Agronome et conseiller spécialiste en production bovine à La Coop fédérée

Passionné de production bovine, Bruno détient une solide expérience de plus de trente-cinq ans en productions animales.

Toutefois, il faudrait résider sur la planète Mars pour ne pas sentir la pression que l’élevage bovin subira pendant ces cinq années : relève et main d’œuvre, rentabilité, bovins et gaz à effet de serre (GES), discours antispécistes et véganes, etc.

Tout un défi que ces derniers points. Curieusement, ils comportent certains paradoxes. Par exemple, les bovins se retrouvent dans le bocal « Danger : méthane »… bien que leurs pâturages constituent d’excellents puits de carbone. Ou encore, pourquoi des « viandes » végés et du Beyond Meat®?

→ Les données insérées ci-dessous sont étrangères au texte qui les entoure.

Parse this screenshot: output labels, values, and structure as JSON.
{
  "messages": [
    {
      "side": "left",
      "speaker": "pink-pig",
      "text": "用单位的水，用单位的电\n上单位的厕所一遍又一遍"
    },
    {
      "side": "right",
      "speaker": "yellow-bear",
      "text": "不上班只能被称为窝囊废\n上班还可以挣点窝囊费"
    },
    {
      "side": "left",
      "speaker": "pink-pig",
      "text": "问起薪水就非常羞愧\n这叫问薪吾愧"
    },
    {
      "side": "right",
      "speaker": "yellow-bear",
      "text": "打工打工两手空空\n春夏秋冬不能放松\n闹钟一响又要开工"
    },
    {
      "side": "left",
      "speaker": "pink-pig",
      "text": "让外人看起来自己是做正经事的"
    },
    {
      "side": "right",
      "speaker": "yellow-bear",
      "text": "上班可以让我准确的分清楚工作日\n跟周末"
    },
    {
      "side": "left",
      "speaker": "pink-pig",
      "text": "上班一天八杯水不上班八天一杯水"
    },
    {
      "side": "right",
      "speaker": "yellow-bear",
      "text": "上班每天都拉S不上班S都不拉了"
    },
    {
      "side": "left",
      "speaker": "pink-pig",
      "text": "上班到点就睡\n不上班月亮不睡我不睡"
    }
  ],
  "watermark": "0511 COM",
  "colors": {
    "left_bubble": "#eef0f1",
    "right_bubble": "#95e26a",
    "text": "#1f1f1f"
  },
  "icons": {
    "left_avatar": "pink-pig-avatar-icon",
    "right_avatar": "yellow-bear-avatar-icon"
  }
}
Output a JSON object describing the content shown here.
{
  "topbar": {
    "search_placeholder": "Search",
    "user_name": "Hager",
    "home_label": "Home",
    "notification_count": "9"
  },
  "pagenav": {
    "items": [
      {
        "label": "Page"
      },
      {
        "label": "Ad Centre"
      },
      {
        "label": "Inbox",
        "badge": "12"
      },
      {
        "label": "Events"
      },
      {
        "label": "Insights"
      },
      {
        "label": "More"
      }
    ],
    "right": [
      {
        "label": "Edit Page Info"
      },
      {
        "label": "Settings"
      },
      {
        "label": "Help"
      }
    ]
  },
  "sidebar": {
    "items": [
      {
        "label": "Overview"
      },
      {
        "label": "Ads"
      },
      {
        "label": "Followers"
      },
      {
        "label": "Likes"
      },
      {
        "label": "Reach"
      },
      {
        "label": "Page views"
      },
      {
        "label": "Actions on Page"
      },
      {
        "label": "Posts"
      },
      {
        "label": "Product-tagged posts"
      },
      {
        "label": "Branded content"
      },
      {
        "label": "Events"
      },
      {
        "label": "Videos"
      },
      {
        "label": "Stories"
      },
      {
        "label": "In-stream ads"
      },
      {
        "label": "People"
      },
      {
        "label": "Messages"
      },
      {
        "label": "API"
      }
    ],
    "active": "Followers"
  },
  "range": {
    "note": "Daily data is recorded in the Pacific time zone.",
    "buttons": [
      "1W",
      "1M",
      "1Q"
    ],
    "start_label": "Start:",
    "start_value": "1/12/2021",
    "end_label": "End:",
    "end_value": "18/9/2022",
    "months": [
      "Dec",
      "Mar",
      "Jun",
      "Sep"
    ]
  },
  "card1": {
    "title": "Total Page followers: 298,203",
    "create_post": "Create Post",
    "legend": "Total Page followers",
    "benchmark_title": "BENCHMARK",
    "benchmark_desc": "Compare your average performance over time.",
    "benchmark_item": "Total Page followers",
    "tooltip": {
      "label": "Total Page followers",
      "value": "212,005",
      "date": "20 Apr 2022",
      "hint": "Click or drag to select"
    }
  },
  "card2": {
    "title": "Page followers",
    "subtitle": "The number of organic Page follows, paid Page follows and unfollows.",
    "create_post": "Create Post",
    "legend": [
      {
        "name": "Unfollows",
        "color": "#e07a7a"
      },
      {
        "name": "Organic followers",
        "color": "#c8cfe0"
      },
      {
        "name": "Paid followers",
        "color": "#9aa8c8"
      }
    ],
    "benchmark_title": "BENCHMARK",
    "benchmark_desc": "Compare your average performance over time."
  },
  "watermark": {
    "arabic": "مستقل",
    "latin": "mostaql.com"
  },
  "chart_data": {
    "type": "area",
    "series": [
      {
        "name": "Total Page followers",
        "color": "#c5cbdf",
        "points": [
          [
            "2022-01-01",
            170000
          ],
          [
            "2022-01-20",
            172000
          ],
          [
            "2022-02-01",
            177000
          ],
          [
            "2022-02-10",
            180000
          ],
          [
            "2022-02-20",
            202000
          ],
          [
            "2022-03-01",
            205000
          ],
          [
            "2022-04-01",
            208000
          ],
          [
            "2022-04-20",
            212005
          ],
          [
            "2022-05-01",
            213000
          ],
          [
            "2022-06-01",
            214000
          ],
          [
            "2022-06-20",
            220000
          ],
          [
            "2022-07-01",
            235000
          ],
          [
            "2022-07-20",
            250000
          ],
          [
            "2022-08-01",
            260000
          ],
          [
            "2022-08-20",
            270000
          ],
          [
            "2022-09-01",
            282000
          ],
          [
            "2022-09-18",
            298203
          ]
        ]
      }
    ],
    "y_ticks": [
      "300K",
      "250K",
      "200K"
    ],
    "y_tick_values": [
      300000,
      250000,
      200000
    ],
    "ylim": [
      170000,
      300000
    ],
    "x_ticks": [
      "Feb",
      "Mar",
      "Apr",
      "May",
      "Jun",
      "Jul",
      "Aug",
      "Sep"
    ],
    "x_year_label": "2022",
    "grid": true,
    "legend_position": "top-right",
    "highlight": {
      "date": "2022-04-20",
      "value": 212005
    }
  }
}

Peu importe : l’agriculture, y compris la production bovine, a le devoir d’assurer à court, moyen et long terme l’alimentation d’une population toujours grandissante. Dans ce billet, je vous propose cinq éléments de réflexion concernant ces nouveaux défis.

Vrai ou faux?

  1. Depuis 1990, la production totale de GES augmente en Amérique du Nord. Faux. Ayant culminé vers 2005, la production actuelle combinée du Mexique, des États-Unis et du Canada est revenue au niveau de 1993. (Réf. : Agence des États-Unis pour la protection de l’environnement 2018, Environnement Canada 2018, Institut national d’écologie et de changement climatique du Mexique 2018)
  2. En 2010, l’agriculture produisait environ 14 % des GES mondiaux (équivalents CO2). Vrai. En fait, la quantité de GES produits par l’agriculture n’a pratiquement pas changé depuis 1990, malgré une augmentation de plus de 20 % de la population mondiale. (Source : WRI et FAO, 2014)
  3. Remplacer la totalité des protéines bovines par des protéines végétales éliminerait 100 % de la production de méthane, qui est le GES le plus produit et le plus dommageable. Faux, faux et faux. Les bovins émettent 16 % du méthane mondial, pourcentage qui s’ajoute… au méthane produit par les ruminants sauvages et aux 30 % générés par les fermentations anaérobies, principalement dans les rizières et les bassins hydroélectriques. (Source : Wikipédia) Par ailleurs, le CO2 provenant des combustibles fossiles, les procédés industriels et la déforestation représentent 75 % de tous les GES. Le méthane a effectivement un effet de serre plus grand (25 fois) que le CO2, mais beaucoup plus petit (298 fois!!!) que l’oxyde nitreux, gaz libéré naturellement lors du travail des sols requis pour produire bon nombre de protéines végétales! (Source : Manitoba Eco-Network)
  4. Faire pâturer des bovins = moins de bouffe pour les humains. Faux. En 2000, Russell et Gahr estimaient que 5 % de toute l’énergie solaire captée par la biomasse du globe était vraiment disponible pour l’alimentation humaine et que les bovins n’entraient pas vraiment en compétition avec les humains, puisqu’un grand nombre d’entre eux pâturent sur des terres souvent peu propices aux autres cultures.
  5. On conserve mieux les prairies indigènes en en retirant les bovins. Faux. En janvier 2019, le magazine Cattlemen rapportait les propos de Mike Roberts, de la Waldron Ranch Grazing Co-operative, en Alberta : « En fait, sans le travail des bovins, des bisons ou du feu, on détruit ces grands pâturages naturels. Il y a plus de 30 ans, des chercheurs ont clôturé une section pour empêcher les ruminants d’y brouter. L’accumulation d’herbes mortes a tout étouffé, et il ne reste que de la mousse et quelques plantes ici et là. C’est le jour et la nuit avec l’autre côté, là où les vaches ont continué à faire leur travail. »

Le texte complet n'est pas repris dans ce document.